The suit, filed Tuesday in Los Angeles Superior Court, alleges that Disney retaliated against the plaintiff, identified as Jane Doe, after she reported the former vice's alleged sexual misconduct to the human resources department. -president of distribution, Nolan Gonzales.

The complainant is accusing Disney, Gonzales and others for sexual harassment, sexual assault and/or battery, retaliation, negligence, disability discrimination and other claims, including failure to investigate and prevent sexual harassment. According to the lawsuit, company executives “created an environment in which Gonzales was free to harass women with impunity.”

“Management had an incentive to hide Gonzales’ harassment because he generated valuable revenue as a distribution manager,” the complaint states. “Women were discouraged from reporting his behaviors because management apparently accepted Gonzales' conduct as part of the entertainment industry and that firing him would financially harm the company.”

The complaint alleges that Gonzales repeatedly made unwanted advances toward the plaintiff while she worked for him at 20th Century Fox and Disney between 2014 and 2022. (Disney acquired 20th Century Fox — later renamed 20th Century Studios — in 2019.)

During plaintiff's early years at 20th Century Fox, Gonzales repeatedly invaded her personal space, touched her “at every opportunity,” made sexual remarks, referred to her as his wife, and often requested appointments, according to the lawsuit. When the plaintiff rejected his advances, Gonzales allegedly reminded her how well-connected he was in the entertainment industry and threatened to stop communicating with her.

While in Las Vegas for a conference in 2017, the lawsuit continues, Gonzales thrust his pelvis into the plaintiff's back and caressed her neck at a casino before begging her to have sex with him in his hotel room. The plaintiff refused and “was shaken by the experience,” according to the filing.

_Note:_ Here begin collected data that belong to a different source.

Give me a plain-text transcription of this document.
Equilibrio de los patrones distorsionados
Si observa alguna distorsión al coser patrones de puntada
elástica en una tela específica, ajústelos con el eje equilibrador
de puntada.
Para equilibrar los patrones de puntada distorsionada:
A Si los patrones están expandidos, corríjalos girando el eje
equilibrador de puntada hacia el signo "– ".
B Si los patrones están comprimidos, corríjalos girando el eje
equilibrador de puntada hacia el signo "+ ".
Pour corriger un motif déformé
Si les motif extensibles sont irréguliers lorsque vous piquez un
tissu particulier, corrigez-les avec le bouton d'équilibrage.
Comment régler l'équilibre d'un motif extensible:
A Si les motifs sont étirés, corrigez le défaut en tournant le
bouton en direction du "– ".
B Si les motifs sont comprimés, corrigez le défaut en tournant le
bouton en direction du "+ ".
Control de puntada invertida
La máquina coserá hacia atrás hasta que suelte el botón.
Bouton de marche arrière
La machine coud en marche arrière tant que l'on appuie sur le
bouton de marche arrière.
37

After the Las Vegas conference, according to the complaint, Gonzales' “comments and touching” became increasingly “aggressive and forceful.”

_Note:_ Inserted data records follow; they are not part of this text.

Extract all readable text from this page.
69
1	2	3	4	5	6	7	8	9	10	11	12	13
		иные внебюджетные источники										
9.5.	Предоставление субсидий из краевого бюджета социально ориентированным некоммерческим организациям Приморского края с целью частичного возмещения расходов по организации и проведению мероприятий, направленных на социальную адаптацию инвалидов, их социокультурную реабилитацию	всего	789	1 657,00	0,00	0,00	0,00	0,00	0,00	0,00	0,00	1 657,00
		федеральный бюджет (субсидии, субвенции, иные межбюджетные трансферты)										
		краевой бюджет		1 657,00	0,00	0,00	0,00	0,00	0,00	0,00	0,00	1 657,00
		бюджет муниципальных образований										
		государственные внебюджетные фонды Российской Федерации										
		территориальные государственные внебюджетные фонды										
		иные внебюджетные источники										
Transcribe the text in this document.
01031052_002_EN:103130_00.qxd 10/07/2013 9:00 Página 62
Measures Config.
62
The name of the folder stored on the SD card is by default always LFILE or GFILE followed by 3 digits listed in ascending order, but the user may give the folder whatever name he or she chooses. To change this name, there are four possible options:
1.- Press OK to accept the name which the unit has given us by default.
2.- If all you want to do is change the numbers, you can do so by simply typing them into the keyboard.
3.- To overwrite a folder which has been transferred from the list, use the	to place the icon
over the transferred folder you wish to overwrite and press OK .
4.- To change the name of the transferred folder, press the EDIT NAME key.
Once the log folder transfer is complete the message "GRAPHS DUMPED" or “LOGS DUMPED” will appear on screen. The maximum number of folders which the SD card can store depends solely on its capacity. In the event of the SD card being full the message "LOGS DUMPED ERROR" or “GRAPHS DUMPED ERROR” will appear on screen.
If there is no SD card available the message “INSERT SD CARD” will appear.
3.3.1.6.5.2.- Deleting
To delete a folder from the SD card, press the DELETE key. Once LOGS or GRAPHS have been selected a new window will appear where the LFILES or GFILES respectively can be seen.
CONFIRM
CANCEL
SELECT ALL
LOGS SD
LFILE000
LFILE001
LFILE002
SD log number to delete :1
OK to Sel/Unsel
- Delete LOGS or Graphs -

Around 2017, the filing states, Gonzales allegedly began tricking the plaintiff into “ingesting illegal drugs” and pressuring her to “consume excessive amounts of alcohol so that he could sexually abuse her with limited resistance or interrogation. The lawsuit alleges that Gonzales drugged the plaintiff and then “had sex with her while she was incapacitated.”

The filing also alleges that Gonzales took “intimate” photos and videos of the plaintiff without her consent and threatened to publish them “if she did not agree to continue having sex and partying with him.” .

In November 2018, the plaintiff complained to the company's human resources department that Gonzales had sexually harassed and drugged her, “but to her knowledge, her complaints were not investigated nor escalation,” according to the filing. The lawsuit claims that “many people in management were aware of Gonzales' egregious behavior” and that the executive “retired from his position at Disney” in 2022 after other women allegedly reported his behavior.

The plaintiff was demoted in 2023 after human resources questioned her “numerous times” about Gonzales’ alleged misconduct, according to the lawsuit. She took medical leave while suffering from anxiety, depression and post-traumatic stress disorder, according to the complaint. The complainant alleges that she was demoted because she reported her sexual assault.

Disney did not immediately respond Thursday to The Times' request for comment. Gonzales could not be reached for comment.

The plaintiff is seeking a jury trial and unspecified damages.

The suit was filed about a month after a judge certified a class-action lawsuit alleging Disney paid thousands of women less than their male counterparts. THE pay discrimination case is expected to go to trial in October.